2014familyday403A big thanks to everyone who participated in Blogging for LGBTQ Families Day this year, submitting a total of over 120 posts! I’m going to pick out some thematically related and/or complementary submissions and highlight them here over the next few weeks (along with my usual range of posts). I hope many of you have perused the posts already, but that this offers some additional ways to think about the connections among them. Let’s start with posts by grown children of LGBTQ parents.

  • Shoshana, “the mid-twenties, mixed race, Jewish, pansexual daughter of two lesbians and an Indian sperm donor,” shares her take on”Questions not to ask the mixed race daughter of two Jewish lesbians” and explains what it was like for her “Coming out as a member of an LGBT+ family.”

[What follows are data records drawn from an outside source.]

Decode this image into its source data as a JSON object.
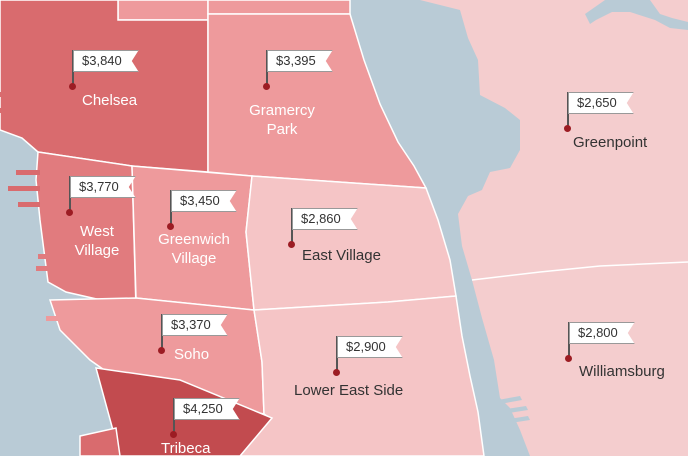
{
  "colors": {
    "water": "#b9cbd6",
    "tier_dark": "#c24b4f",
    "tier_strong": "#d96b6e",
    "tier_mid": "#e17b7e",
    "tier_soft": "#ee9a9c",
    "tier_light": "#f5c5c6",
    "tier_pale": "#f4cdce",
    "pin_dot": "#9c1c23"
  },
  "neighborhoods": [
    {
      "id": "chelsea",
      "name": "Chelsea",
      "price": "$3,840"
    },
    {
      "id": "gramercy",
      "name": "Gramercy Park",
      "price": "$3,395"
    },
    {
      "id": "greenpoint",
      "name": "Greenpoint",
      "price": "$2,650"
    },
    {
      "id": "west-village",
      "name": "West Village",
      "price": "$3,770"
    },
    {
      "id": "greenwich",
      "name": "Greenwich Village",
      "price": "$3,450"
    },
    {
      "id": "east-village",
      "name": "East Village",
      "price": "$2,860"
    },
    {
      "id": "soho",
      "name": "Soho",
      "price": "$3,370"
    },
    {
      "id": "les",
      "name": "Lower East Side",
      "price": "$2,900"
    },
    {
      "id": "williamsburg",
      "name": "Williamsburg",
      "price": "$2,800"
    },
    {
      "id": "tribeca",
      "name": "Tribeca",
      "price": "$4,250"
    }
  ]
}
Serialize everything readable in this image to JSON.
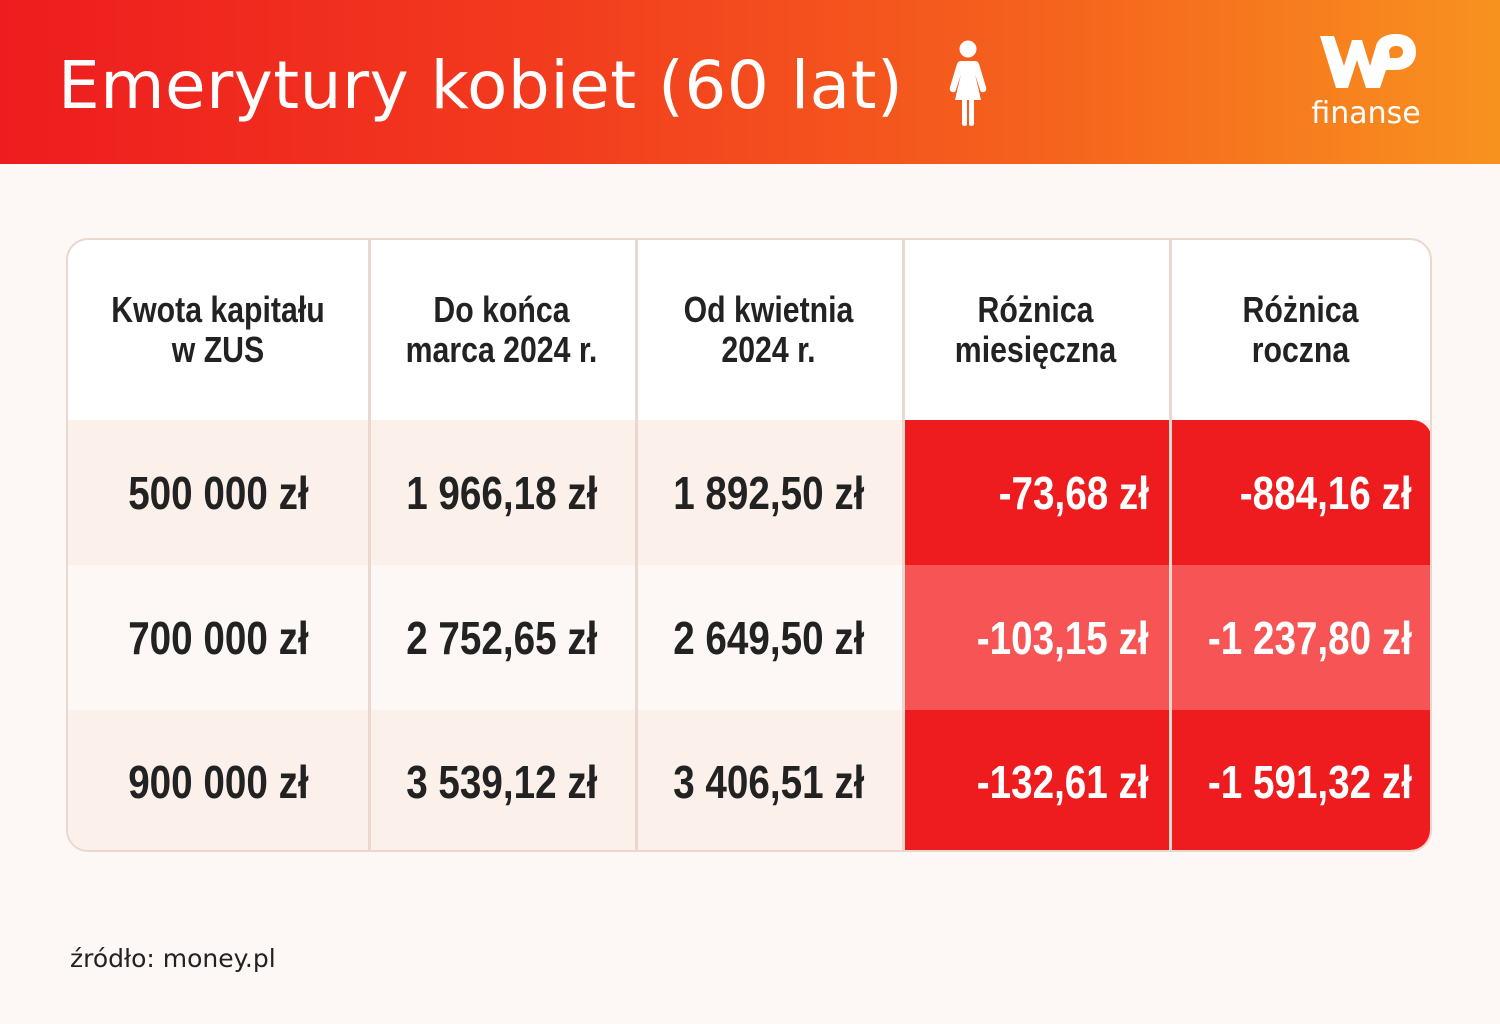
{
  "header": {
    "title": "Emerytury kobiet (60 lat)",
    "logo_text": "finanse",
    "icons": [
      "woman-icon",
      "wp-logo"
    ]
  },
  "colors": {
    "header_gradient": [
      "#ee1c1f",
      "#f8921f"
    ],
    "negative_dark": "#ee1c1f",
    "negative_light": "#f75555"
  },
  "chart_data": {
    "type": "table",
    "title": "Emerytury kobiet (60 lat)",
    "columns": [
      "Kwota kapitału\nw ZUS",
      "Do końca\nmarca 2024 r.",
      "Od kwietnia\n2024 r.",
      "Różnica\nmiesięczna",
      "Różnica\nroczna"
    ],
    "rows": [
      [
        "500 000 zł",
        "1 966,18 zł",
        "1 892,50 zł",
        "-73,68 zł",
        "-884,16 zł"
      ],
      [
        "700 000 zł",
        "2 752,65 zł",
        "2 649,50 zł",
        "-103,15 zł",
        "-1 237,80 zł"
      ],
      [
        "900 000 zł",
        "3 539,12 zł",
        "3 406,51 zł",
        "-132,61 zł",
        "-1 591,32 zł"
      ]
    ]
  },
  "source": "źródło: money.pl"
}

  • Kellen Kaiser gives her thoughts on “5 things you may not know about Queerspawn.” (Among other things, she offers the excellent point that many queerspawn feel “a connection [to the LGBTQ community], which goes beyond the description of an ‘Ally,’ even if the person/queerspawn in question identifies as heterosexual.”
  • Mia Springer writes at HuffPo for RaiseAChild.US’ “Let Love Define Family” series, sharing what life has been like for her as the African American daughter of two White lesbians, adopted from foster care.
  • Sonya, at the COLAGE KidSafe blog, writes of “Two Separate Identities,” hers and her moms’. She’s the queer child of lesbian moms, but explains that she is not queer because of them.
  • Hannah Moch, who has two moms, writes at the GLAAD blog about why she publicly thanked her moms at her college graduation — including the fact that the two of them remained friends even after they broke up.